McCloskey doesn’t deny that science often requires courage—and the rest of the virtues. What she denies is that the practice of science boils down to Popper’s very simple formula. For one thing, falsification is not so straightforward as Popper claims. People must be persuaded that a falsification has occurred, a much more spongy matter than hard-headed methodologists like to make it sound. For another, most of science is getting up to speed on other people’s accomplishments, ideas, failures, and so on. In short, it’s immersing yourself into a body of scholarship. There is simply nothing sexy about that.
What macho epistemology along the lines that Popper and other methodologists may do is spark people’s initial interest in a field. Science, like all practices, has standards of quality that are accessible only to those who have been inculcated in the norms of the community of practice. Before that inculcation takes place, the thing that draws people in the first place, the carrots, are external goods. That is, the promise of material rewards, or fame, or glory, or anything other than the “goods internal to the practice”, and MacIntyre would say.
What are we to make of this? Does science need a noble lie? I would not go that far. Like McCloskey, I believe in the strength of committed self-consciousness.
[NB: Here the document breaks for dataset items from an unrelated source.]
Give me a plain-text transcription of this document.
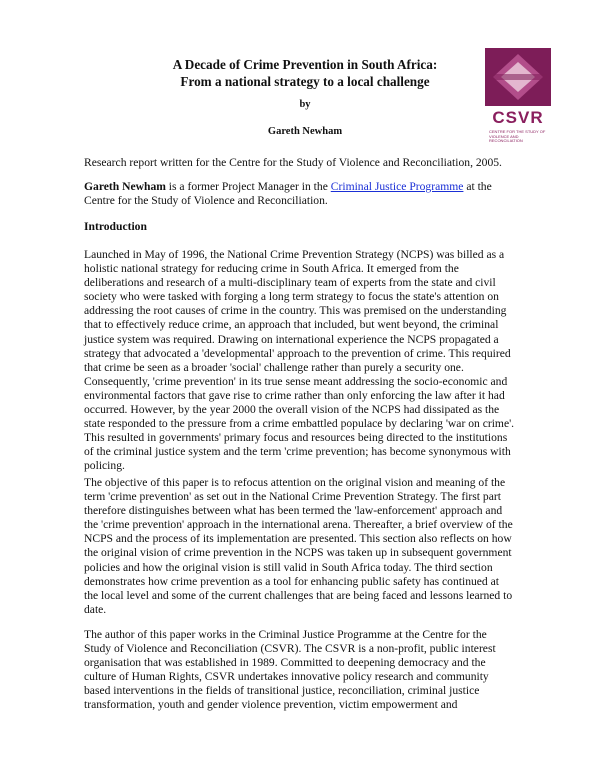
A Decade of Crime Prevention in South Africa:
From a national strategy to a local challenge
by
Gareth Newham
CSVR
CENTRE FOR THE STUDY OF VIOLENCE AND RECONCILIATION

Research report written for the Centre for the Study of Violence and Reconciliation, 2005.

Gareth Newham is a former Project Manager in the Criminal Justice Programme at the Centre for the Study of Violence and Reconciliation.

Introduction

Launched in May of 1996, the National Crime Prevention Strategy (NCPS) was billed as a holistic national strategy for reducing crime in South Africa. It emerged from the deliberations and research of a multi-disciplinary team of experts from the state and civil society who were tasked with forging a long term strategy to focus the state's attention on addressing the root causes of crime in the country. This was premised on the understanding that to effectively reduce crime, an approach that included, but went beyond, the criminal justice system was required. Drawing on international experience the NCPS propagated a strategy that advocated a 'developmental' approach to the prevention of crime. This required that crime be seen as a broader 'social' challenge rather than purely a security one. Consequently, 'crime prevention' in its true sense meant addressing the socio-economic and environmental factors that gave rise to crime rather than only enforcing the law after it had occurred. However, by the year 2000 the overall vision of the NCPS had dissipated as the state responded to the pressure from a crime embattled populace by declaring 'war on crime'. This resulted in governments' primary focus and resources being directed to the institutions of the criminal justice system and the term 'crime prevention; has become synonymous with policing.

The objective of this paper is to refocus attention on the original vision and meaning of the term 'crime prevention' as set out in the National Crime Prevention Strategy. The first part therefore distinguishes between what has been termed the 'law-enforcement' approach and the 'crime prevention' approach in the international arena. Thereafter, a brief overview of the NCPS and the process of its implementation are presented. This section also reflects on how the original vision of crime prevention in the NCPS was taken up in subsequent government policies and how the original vision is still valid in South Africa today. The third section demonstrates how crime prevention as a tool for enhancing public safety has continued at the local level and some of the current challenges that are being faced and lessons learned to date.

The author of this paper works in the Criminal Justice Programme at the Centre for the Study of Violence and Reconciliation (CSVR). The CSVR is a non-profit, public interest organisation that was established in 1989. Committed to deepening democracy and the culture of Human Rights, CSVR undertakes innovative policy research and community based interventions in the fields of transitional justice, reconciliation, criminal justice transformation, youth and gender violence prevention, victim empowerment and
But I also don’t think that sweeping aside shared myths and glamour is a guarantee of future success; for one thing, history has shown us that a great deal can be accomplished even while buying into some very implausible myths. For another, we all need objects of aspiration, even if complete attainment is forever out of reach.
But not all such aspirations are made equal. And there’s a strong case to be made that the methodologist mythology worshipped in economics has run out of resources for spurring further advancements. I stand with McCloskey in believing that it is high time for economics to step out of the sandbox.